Thursday, 16 January, 2020

A year after Hajj tragedy: Iranians are still mourner

Although one year has passed since at least 460 Iranian pilgrims lost their lives in Mina stampede in Saudi Arabia, Iranians are still mourning for the death of their relatives.

In the meantime, Iranian authorities say that they will take legal actions against the Saudi government to fulfill the rights of the victims of Mina stampede.

During that ritual in Mina last year a stampede killed roughly 2,300 people who were on their way to throw their stones at the Jamarat Bridge.

Saudi Arabia issued a death toll of 769 but figures compiled from foreign officials in more than 30 countries gave a tally almost three times higher.
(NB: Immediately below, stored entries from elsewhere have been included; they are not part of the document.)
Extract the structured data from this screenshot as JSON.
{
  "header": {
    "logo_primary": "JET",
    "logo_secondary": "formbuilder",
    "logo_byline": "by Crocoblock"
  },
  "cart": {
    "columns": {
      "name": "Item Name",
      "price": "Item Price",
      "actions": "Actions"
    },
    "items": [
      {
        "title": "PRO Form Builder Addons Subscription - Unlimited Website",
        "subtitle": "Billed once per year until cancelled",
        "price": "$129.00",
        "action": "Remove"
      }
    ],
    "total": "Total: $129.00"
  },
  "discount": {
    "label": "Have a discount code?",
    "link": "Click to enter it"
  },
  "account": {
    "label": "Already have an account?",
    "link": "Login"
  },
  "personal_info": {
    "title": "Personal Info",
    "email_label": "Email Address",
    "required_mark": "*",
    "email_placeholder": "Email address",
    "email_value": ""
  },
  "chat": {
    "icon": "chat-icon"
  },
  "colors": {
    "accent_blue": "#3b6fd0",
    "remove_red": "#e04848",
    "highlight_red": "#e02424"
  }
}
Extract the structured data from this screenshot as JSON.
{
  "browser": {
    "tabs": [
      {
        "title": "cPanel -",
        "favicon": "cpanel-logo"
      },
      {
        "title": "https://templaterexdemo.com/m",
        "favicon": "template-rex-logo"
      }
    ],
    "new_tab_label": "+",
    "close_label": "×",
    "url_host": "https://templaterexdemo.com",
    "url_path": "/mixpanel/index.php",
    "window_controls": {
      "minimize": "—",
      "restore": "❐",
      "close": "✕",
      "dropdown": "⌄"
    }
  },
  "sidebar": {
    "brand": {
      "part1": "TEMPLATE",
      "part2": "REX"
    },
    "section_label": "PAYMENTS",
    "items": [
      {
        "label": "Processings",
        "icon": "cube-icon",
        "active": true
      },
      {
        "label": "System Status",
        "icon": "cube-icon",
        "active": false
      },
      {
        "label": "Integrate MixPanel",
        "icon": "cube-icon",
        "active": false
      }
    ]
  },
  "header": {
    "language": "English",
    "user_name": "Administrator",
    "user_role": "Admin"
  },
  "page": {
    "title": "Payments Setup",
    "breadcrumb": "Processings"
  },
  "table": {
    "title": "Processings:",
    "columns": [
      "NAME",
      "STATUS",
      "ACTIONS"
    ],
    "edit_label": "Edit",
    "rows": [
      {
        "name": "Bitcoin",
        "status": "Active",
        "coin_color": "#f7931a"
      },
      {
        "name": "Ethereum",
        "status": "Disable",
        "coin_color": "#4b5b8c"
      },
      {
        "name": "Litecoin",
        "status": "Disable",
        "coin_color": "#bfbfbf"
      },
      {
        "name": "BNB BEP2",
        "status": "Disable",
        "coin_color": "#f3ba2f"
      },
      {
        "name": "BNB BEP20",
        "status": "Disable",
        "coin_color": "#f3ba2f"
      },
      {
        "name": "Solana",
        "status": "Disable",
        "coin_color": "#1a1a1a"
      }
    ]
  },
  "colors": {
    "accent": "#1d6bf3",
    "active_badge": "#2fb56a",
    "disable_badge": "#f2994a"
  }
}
Iran had the highest confirmed death toll among foreign nationalities in the tragedy.

Saudi authorities announced an investigation into the tragedy but no results have ever been released, although a number of safety measures have been taken.

Despite the safety and security measures which Saudi Arabia says it has taken, Iran has angrily questioned the kingdom’s custodianship of Islam’s holiest places.

In May, Iran canceled its participation in this year’s holy pilgrimage to Mecca, blaming Saudi Arabia for the cancellation.

Iran’s Supreme Leader Ayatollah Khamenei published an extensive article Tuesday accusing Saudi Arabia of the “murder” of pilgrims in last year’s hajj.

Foreign Minister Mohammad Javad Zarif also released a statement on Sep.11 ahead of the first anniversary of Mina stampede, saying that Iran will take legal actions against the Saudi government to fulfill the rights of the victims of Mina stampede.

‘Iran’s Foreign Ministry will not give up pursuing the rights of the victims of the deadly crush’, Zarif added.

He further said that the Mina issue will impact future ties between Iran and Saudi Arabia.

Iran and Saudi Arabia severed diplomatic relations in January after Saudis executed a prominent Shiite cleric and angry Iranian crowds overran Saudi diplomatic missions.

The Mina tragedy came after, a massive construction crane collapsed onto the Grand Mosque in Mecca, killing more than 100 people, including a number of Iranians.

More than 3 million pilgrims from around the world including the neighboring Persian Gulf states arrive in Saudi Arabia every year to perform Haj - the annual ritual to commemorate Prophet Ibrahim, his dignified wife Hager and their noble son Prophet Ismael.